Bay Area home prices fall, Southern California prices rise

By Michael Liedtke The Associated Press
Wednesday November 28, 2001

SAN FRANCISCO — Now may be the time to buy for those who have always wanted to own a house in the San Francisco Bay area. The cost of mid-priced homes fell in October to less than a year earlier, marking the first time since 1995, but that trend didn’t hold true in Southern California, a real estate firm reported. 

A mid-range home in the Bay Area sold for $366,000 in October, down 0.8 percent from $369,000 at the same time last year, DataQuick Information Systems reported Monday. The figures are based on sales of new and existing homes, as well as condominiums. 

Last month’s price dip came during the throes of a prolonged sales slump. Bay Area home sales through the first 10 months of this year are running 17.3 percent below last year’s volume, DataQuick said. 

Another report based on the sales of existing houses is scheduled to be released Tuesday by the California Association of Realtors, an industry trade group. 

Although the year-to-year decline registered in DataQuick’s statistics is small, it nevertheless signals a significant swing in the Bay Area’s housing market, where homeowners reveled in steadily rising property values throughout the last half of the 1990s. 

It marked the first year-to-year decline in the Bay Area’s residential property since September 1995, when a mid-priced home in the region sold for $221,000, down 0.9 percent from $223,000 in the prior year. After falling into that trough, Bay Area home values began an ascent that peaked at a median price of $386,000 in March of this year, DataQuick said. 

Even as Bay Area home prices fell from the March high, the values still remained above the levels of last year’s comparable periods until October’s shift. 

Last month’s downturn doesn’t necessarily herald the beginning of a long slide in Bay Area home prices, said DataQuick President Mike Ela. 

“We expect the Bay Area market to stay on an even keel through the rest of the year and on into 2002,” Ela said. 

Meanwhile, the Southern California home market remained robust during October as buyers enticed by the lowest mortgage rates in a generation swarmed into the market to drive up prices. 

Boosted by the region’s highest October sales volume in 12 years, mid-range homes in Southern California sold for $233,000, an 8.9 percent increase from $214,000 at the same time last year, DataQuick said. 

Riverside County and San Diego County were particularly hot markets, with home values rising by 16.6 percent and 12.9 percent, respectively, from the previous year, according to DataQuick. 

The contrasting numbers in the Bay Area and Southern California illuminates the divergent fortunes of the two biggest regions in the nation’s most populous state.
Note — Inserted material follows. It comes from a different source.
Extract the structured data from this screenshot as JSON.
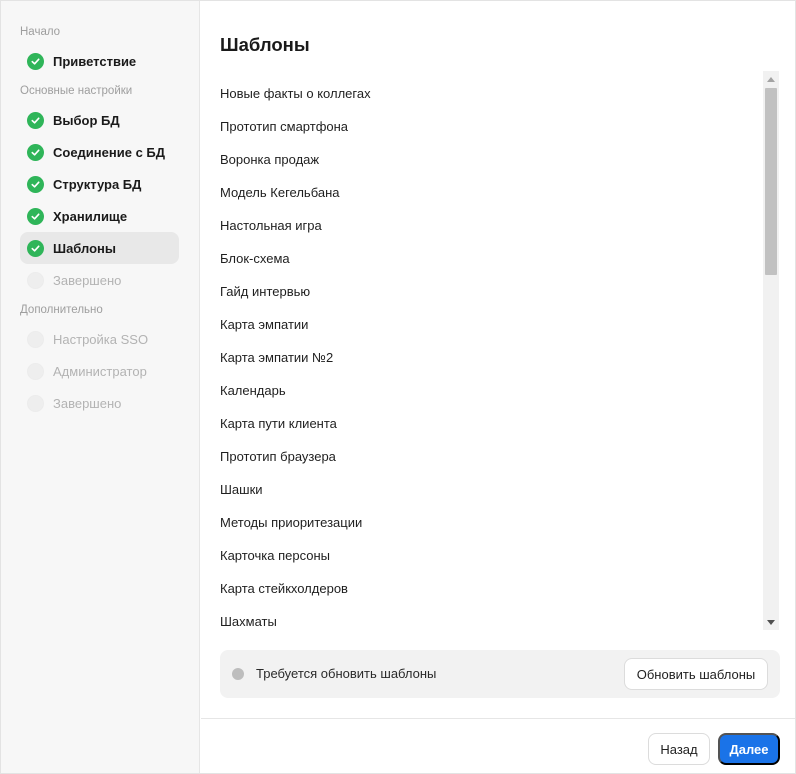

Average housing rents in the Bay Area and Southern California also moved in opposite directions during the summer, according to a study by RealFacts. 

With nearly one-third of its non-farm payroll tied to the high-tech industry, the Bay Area is still suffering from the crash of the dot-com economy that enriched the region during the late 1990s. 

High-tech accounts for less than 10 percent of Southern California’s non-farm payroll, helping the region’s economy hold up much better than the Bay Area during the current recession. 

The Bay Area’s tech-driven hangover is causing even greater pain in the luxury market consisting of homes worth at least $1 million. 

Bay Area luxury homes sold for an average of $2.21 million during the three months ended in September, a 7.5 percent decline from the second quarter, according to a report to be released Tuesday by First Republic Bank, a San Francisco lender that caters to wealthy households throughout the state. 

It marked the first quarter-to-quarter drop in the Bay Area’s luxury home market since the first three months of 1999. Luxury home prices could plunge by another 20 percent to 30 percent before the Bay Area market bottoms out in the spring of next year, predicted Scott Dancer, a Coldwell Banker real estate broker in Woodside, one of the Bay Area’s most affluent neighborhoods. 

Meanwhile, luxury homes in Los Angeles gained 2.4 percent in the third quarter to $1.31 million — the highest average since 1992, according to First Republic. Luxury homes in San Diego climbed 6.2 percent in the third quarter to an average of $1.39 million.